Réactionnaire

Le réactionnaire est celui qui prône un antimodernisme opposant la transcendance à l'athéisme, la hiérarchie à l'égalitarisme, l'aristocratie à la démocratie, l'expérience à l'abstraction, les hommes particuliers à l'humanité en général, la tradition au progrès.

Ces mots de Baudelaire illustrent parfaitement bien l'esprit réactionnaire: « La mécanique nous aura tellement américanisés, le progrès aura si bien atrophié en nous la partie spirituelle, que rien parmi les rêveries sanguinaires, sacrilèges ou antinaturelles des utopistes ne pourra être comparé à ses résultats positifs. Je demande à tout homme qui pense de me montrer ce qui subsiste de la vie (1). » Ce n'est pas un nihilisme destructeur qui sous-tend ces paroles, mais l'angoisse d'assister au crépuscule de la civilisation, et l'espérance de trouver, malgré tout et en toute chose, une parcelle d'éternité.

En France, où ces questions ont plus d'importance dans la définition des enjeux sociaux et politiques qu'ailleurs dans la francophonie, au Québec par exemple, Chateaubriand représente le pôle réactionnaire et Victor Hugo le pôle révolutionnaire et progressiste. Alors que ce dernier évoque le navire du progrès « qui va à l'avenir divin et pur, à la vertu, à la science qu'on voit luire, à la mort des fléaux »,Chateaubriand déplore cette folie du moment: « La folie du moment est d'arriver à l'unité des peuples et de ne faire qu'un seul Homme de l'espèce entière, soit ; mais parmi tous ces êtres blancs, jaunes, noirs, réputés vos compatriotes, vous ne pourriez vous jeter au cou d'un frère. »


Note

1. CHARLES BAUDELAIRE, Fusées, dans Écrits intimes. Texte établi par Jacques Crépet. Introduction par Jean-Paul Sartre. [Paris], Les Éditions du Point du Jour, 1946, pp. 28-29. Coll. « Incidences » # 4.

Essentiel

« Pour le réactionnaire, réagir n'est pas tomber dans un passé mort, mais s'arracher à une maladie qui tue. »

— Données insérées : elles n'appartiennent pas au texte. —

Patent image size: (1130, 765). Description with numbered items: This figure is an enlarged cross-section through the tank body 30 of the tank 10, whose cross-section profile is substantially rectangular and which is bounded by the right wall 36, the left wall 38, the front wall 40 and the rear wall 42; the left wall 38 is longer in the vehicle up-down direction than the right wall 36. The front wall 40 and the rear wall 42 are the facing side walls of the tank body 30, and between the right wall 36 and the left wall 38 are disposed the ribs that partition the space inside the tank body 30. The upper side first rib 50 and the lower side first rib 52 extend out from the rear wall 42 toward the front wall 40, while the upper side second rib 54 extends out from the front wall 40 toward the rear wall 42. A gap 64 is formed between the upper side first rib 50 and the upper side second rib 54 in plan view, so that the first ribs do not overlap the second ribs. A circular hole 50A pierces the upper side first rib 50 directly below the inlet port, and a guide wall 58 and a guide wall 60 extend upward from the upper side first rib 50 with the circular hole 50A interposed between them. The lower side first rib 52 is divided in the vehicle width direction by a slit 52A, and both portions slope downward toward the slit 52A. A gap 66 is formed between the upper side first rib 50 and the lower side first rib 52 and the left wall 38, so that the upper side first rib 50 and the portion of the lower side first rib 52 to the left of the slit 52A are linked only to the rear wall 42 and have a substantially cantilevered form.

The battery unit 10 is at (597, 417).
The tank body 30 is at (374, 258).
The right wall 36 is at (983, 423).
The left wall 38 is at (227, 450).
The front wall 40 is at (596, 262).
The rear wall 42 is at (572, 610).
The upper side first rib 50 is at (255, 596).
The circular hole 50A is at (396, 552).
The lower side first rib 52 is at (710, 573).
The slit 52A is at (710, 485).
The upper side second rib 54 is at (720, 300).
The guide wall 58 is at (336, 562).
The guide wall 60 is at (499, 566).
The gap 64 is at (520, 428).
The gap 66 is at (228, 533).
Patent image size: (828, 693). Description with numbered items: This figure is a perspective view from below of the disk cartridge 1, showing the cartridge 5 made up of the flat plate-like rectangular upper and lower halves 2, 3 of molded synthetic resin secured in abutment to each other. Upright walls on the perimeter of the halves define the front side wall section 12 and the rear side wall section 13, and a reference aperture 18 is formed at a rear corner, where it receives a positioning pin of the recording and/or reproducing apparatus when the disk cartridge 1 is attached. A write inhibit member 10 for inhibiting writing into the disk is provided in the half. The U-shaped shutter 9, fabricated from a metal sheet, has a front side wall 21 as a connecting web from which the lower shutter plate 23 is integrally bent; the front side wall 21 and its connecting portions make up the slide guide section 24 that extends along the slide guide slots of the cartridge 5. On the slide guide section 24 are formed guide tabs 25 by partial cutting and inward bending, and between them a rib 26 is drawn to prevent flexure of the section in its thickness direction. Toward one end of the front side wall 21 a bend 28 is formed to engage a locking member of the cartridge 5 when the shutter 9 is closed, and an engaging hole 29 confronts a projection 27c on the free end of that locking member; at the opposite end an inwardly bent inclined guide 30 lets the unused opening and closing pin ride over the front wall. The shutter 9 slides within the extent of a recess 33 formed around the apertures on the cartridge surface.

NICOLÁS GÓMEZ DÁVILA, Les horreurs de la démocratie, Monaco, Éditions du Rocher, 2003, p. 244.

Enjeux

Dans le lexique de la modernité, le terme réactionnaire est une insulte. C'est même l'insulte suprême, mais aussi l'insulte la plus courante et la plus galvaudée. Un symptôme de la psychose antiréactionnaire ambiante fut la parution, en 2002, d'un ouvrage de Daniel Lindenberg intitulé Le rappel à l'ordre: enquête sur les nouveaux réactionnaires. Dans cet essai, l'auteur qualifie de réactionnaire tout penseur qui ose critiquer, plus ou moins sévèrement, un aspect ou l'autre de la modernité. Des gens aussi différents que Philippe Muray, Marcel Gauchet, Luc Ferry, Alain Finkielkraut, Régis Debray, Maurice G. Dantec et François Ricard se sont ainsi retrouvés au banc des accusés. Ces auteurs seraient, selon Lindenberg, les « nouveaux réacs »: la France (et le monde) devrait craindre les écarts de pensée de ce contingent d'écrivains subversifs. Dépourvue de toute rigueur et de toute finesse, la démarche de Lindenberg n'éclaire en rien la compréhension de la pensée réactionnaire: elle ne parvient qu'à l'obscurcir, tout en nous informant qu'il se trouve encore des intellectuels pressés qui préfèrent l'étiquetage inconsidéré à la réflexion articulée.

Le réactionnaire n'est pas celui qui critique un aspect ou l'autre du monde moderne (comme se l'imaginent Lindenberg et ses émules nord-américains), mais celui qui refuse les postulats philosophiques de la modernité. Le réactionnaire est celui qui attaque la modernité dans sa substance même.